Importação de Serviços e Remessas ao Exterior em 2026: Todos os Impostos
TRIBUTÁRIO • 2026-08-27 • 9 min de leitura • Equipe LucroRealTech
Pagou nuvem, software, consultoria ou licença lá fora? A remessa ao exterior tem IRRF, CIDE, PIS/COFINS-Importação, ISS e IOF. Veja as alíquotas, o gross-up e como isso pesa nas empresas de TI no lucro real.

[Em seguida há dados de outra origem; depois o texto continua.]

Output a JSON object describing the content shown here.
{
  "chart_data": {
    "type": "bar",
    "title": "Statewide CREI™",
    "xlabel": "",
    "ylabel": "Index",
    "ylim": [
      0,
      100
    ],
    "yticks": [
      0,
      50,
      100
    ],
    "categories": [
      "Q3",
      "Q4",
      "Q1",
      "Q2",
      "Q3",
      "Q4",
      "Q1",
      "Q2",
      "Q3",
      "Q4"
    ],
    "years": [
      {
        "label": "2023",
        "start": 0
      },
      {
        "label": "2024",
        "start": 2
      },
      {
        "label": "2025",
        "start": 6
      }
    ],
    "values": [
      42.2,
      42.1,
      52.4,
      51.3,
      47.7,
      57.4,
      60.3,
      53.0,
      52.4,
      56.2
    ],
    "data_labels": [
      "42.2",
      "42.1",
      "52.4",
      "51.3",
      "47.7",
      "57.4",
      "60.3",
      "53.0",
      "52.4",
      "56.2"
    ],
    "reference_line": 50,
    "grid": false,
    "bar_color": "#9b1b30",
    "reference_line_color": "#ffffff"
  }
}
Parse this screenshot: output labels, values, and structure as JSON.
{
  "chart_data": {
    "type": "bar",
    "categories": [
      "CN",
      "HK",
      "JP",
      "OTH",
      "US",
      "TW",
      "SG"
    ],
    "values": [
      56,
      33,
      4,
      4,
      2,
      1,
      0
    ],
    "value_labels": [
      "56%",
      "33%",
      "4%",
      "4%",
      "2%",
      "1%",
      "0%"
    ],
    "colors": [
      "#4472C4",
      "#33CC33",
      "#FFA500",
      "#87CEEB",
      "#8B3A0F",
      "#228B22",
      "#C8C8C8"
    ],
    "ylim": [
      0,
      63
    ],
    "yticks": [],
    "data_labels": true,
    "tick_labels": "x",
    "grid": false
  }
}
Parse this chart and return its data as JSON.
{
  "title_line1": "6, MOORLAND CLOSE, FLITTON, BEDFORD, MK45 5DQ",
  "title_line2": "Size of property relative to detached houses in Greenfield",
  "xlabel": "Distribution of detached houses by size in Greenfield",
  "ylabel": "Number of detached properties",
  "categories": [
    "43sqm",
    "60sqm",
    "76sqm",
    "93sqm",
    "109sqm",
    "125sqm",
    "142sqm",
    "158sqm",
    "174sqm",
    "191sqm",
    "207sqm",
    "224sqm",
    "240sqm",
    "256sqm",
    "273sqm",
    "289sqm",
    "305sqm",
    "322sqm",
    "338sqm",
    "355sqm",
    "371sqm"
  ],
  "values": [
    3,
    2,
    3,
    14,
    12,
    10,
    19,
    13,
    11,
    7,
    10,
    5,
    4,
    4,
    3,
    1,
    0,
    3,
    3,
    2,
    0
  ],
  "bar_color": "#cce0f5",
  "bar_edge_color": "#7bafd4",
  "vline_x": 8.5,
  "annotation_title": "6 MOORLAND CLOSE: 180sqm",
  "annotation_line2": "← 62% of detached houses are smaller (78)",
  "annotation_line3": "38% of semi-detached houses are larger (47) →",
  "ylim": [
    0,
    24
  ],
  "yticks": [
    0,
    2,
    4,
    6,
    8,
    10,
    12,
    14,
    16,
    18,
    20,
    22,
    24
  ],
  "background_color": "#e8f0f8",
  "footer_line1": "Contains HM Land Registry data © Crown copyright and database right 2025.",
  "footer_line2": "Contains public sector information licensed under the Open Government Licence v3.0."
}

Toda empresa de tecnologia paga alguém lá fora: nuvem, licença de software, API, consultoria, ferramenta SaaS. E cada uma dessas remessas ao exterior carrega uma pilha de tributos que, somados, encarecem muito o custo real — e que muita empresa recolhe errado. Entender isso é essencial para quem opera no lucro real, especialmente na TI. Na LucroRealTech, a importação de serviços é um capítulo à parte do diagnóstico.
Os tributos que incidem
A remessa de pagamento por serviço importado costuma sofrer até cinco tributos:
| Tributo | Alíquota (referência) | Sobre o quê |
|---|---|---|
| IRRF | 15% (ou 25% para paraísos fiscais) | Imposto de renda na fonte sobre a remessa |
| CIDE | 10% | Royalties, serviços técnicos, transferência de tecnologia |
| PIS/COFINS-Importação | 9,25% (1,65% + 7,6%) | Importação de serviços |
| ISS | 2% a 5% (municipal) | Serviço cujo resultado se verifica no Brasil |
| IOF | Alíquota vigente | Operação de câmbio da remessa |
A CIDE não incide sobre todo serviço — ela mira royalties, assistência técnica, serviços técnicos e transferência de tecnologia. O ISS na importação é devido quando o resultado do serviço se verifica no Brasil.
O gross-up: o custo é maior do que parece
Quando o contrato diz que o fornecedor estrangeiro recebe um valor líquido, os tributos retidos (como o IRRF) precisam ser reajustados na base — o chamado gross-up. Na prática, a empresa brasileira arca com o imposto por cima do valor combinado, e o custo efetivo da importação fica bem acima do preço de tabela do fornecedor. Ignorar o gross-up é subestimar o custo e errar a precificação.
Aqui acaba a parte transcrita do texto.